- 1949 theatrical poster
- Directed by: Sam Wood
- Screenplay by: Guy Trosper Douglas Morrow
- Story by: Douglas Morrow
- Produced by: Jack Cummings
- Starring: James Stewart June Allyson Frank Morgan Agnes Moorehead Bill Williams
- Cinematography: Harold Rosson
- Edited by: Ben Lewis
- Music by: Adolph Deutsch
- Production company: Metro-Goldwyn-Mayer
- Distributed by: Metro-Goldwyn-Mayer
- Release date: May 12, 1949;
- Running time: 106 minutes
- Country: United States
- Language: English
- Budget: $1,771,000
- Box office: $4,488,000

= The Stratton Story =

1949 film by Sam Wood

The Stratton Story is a 1949 American biographical film directed by Sam Wood that tells the true story of Monty Stratton, a Major League Baseball pitcher who pitched for the Chicago White Sox from 1934 to 1938. The film is the first of three to pair stars Jimmy Stewart and June Allyson, followed by The Glenn Miller Story and Strategic Air Command. Stratton commented that Stewart "did a great job of playing me, in a picture which I figure was about as true to life as they could make it."

The Stratton Story was a financial success and won the Academy Award for Best Motion Picture Story.

==Plot==
Texas farm boy Monty Stratton demonstrates a knack for pitching a baseball. With the help of Barney Wile, a retired catcher who is now a scout, he manages to arrange a tryout with the Chicago White Sox during the team's spring training in California. He shows promise and is given a contract.

On his first evening at spring training, Stratton is introduced to a young woman named Ethel. They start dating and fall in love, but Stratton must leave Ethel to travel to Chicago. When he is sent down to a minor league team, he proposes marriage. He is called back up to the White Sox and returns to Chicago with his newlywed bride, and by the end of the season, they are expecting a child.

The next season, Stratton is pitching during a road game and cannot focus because he is thinking of his wife giving birth in Chicago. When he is notified that he has a son, he throws a wild pitch and is pulled from the game smiling.

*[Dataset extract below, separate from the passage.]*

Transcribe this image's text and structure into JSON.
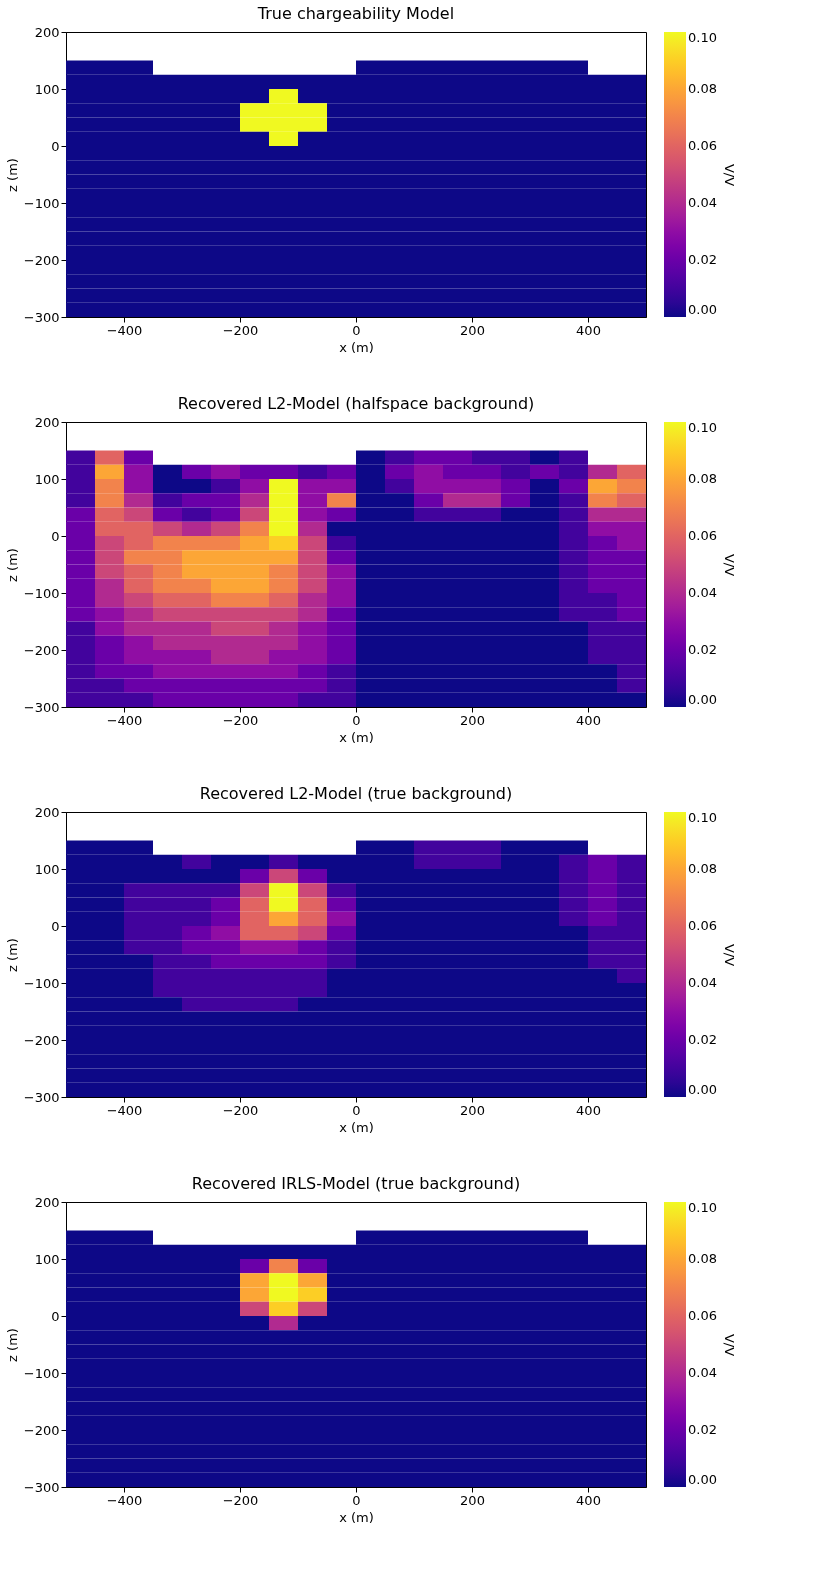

As his career progresses, Stratton improves so much that he is voted an All-Star in the American League. In the offseason of 1938, he accidentally shoots himself in the right leg while hunting on his farm in Texas. When his leg must be amputated, it appears as though his pitching career is over and he enters a very dark, brooding period. Nevertheless, with the support of his wife and a wooden leg, Stratton learns to walk along with his baby boy. He works hard and starts practicing his pitching again. He makes an inspirational, successful minor-league comeback in 1946.

==Cast==
- James Stewart as Monty Stratton
- June Allyson as Ethel
- Frank Morgan as Barney Wile
- Agnes Moorehead as Ma Stratton
- Bill Williams as Eddie Dibson
- Bruce Cowling as Ted Lyons
- Cliff Clark as Josh Higgins
- Mary Lawrence as Dot
- Dean White as Luke Appling
- Robert Gist as Earnie
- Gene Bearden as Himself
- Bill Dickey as Himself
- Jimmy Dykes as Himself
- Mervyn "Merv" Shea as Himself

Agnes Moorehead, who played the role of Monty Stratton's mother, was only seven years James Stewart's senior.

Warner Bros. contract player Ronald Reagan sought the title role, but the studio refused to lend him to MGM because it believed that the film would be a failure.

Van Johnson was announced at one stage to play the lead.

==Historical inaccuracy==
The movie indicates that Stratton's debut for the Chicago White Sox was part of a catastrophic 16–0 loss to the New York Yankees. However, Stratton's MLB debut occurred on Saturday, June 2, 1934, in a White Sox home game at Comiskey Park versus the Detroit Tigers. Detroit already held a 10–0 lead and had two runners on base when Stratton entered the game in relief with two outs in the sixth inning. Stratton retired the Tigers in that inning without any further runs scored. During the game's three final innings, Stratton allowed two more runs (both earned) on four hits as the Tigers won 12–0. It was Stratton's only major-league appearance of the 1934 season.

==Production==
Scenes were staged at various baseball parks, including:
- Brookside Park in Pasadena, a spring training site for the White Sox
- Comiskey Park in Chicago, the home field of Stratton's team, the White Sox
- Gilmore Field, the home of the Hollywood Stars of the Pacific Coast League, used in the final scenes of the film that were set in Texas
- Wrigley Field (Los Angeles)
Stock footage was used to depict several other American League baseball parks in establishing shots.

==Reception==
According to MGM records, the film earned $3,831,000 in the U.S. and Canada and $657,000 overseas, resulting in a profit of $1,211,000. It was one of the most popular films of the year.

==Radio adaptation==
The story was adapted for a one-hour CBS Lux Radio Theatre episode broadcast on February 13, 1950, that was entitled "The Stratton Story." Stewart and Allyson repeated their roles for the program.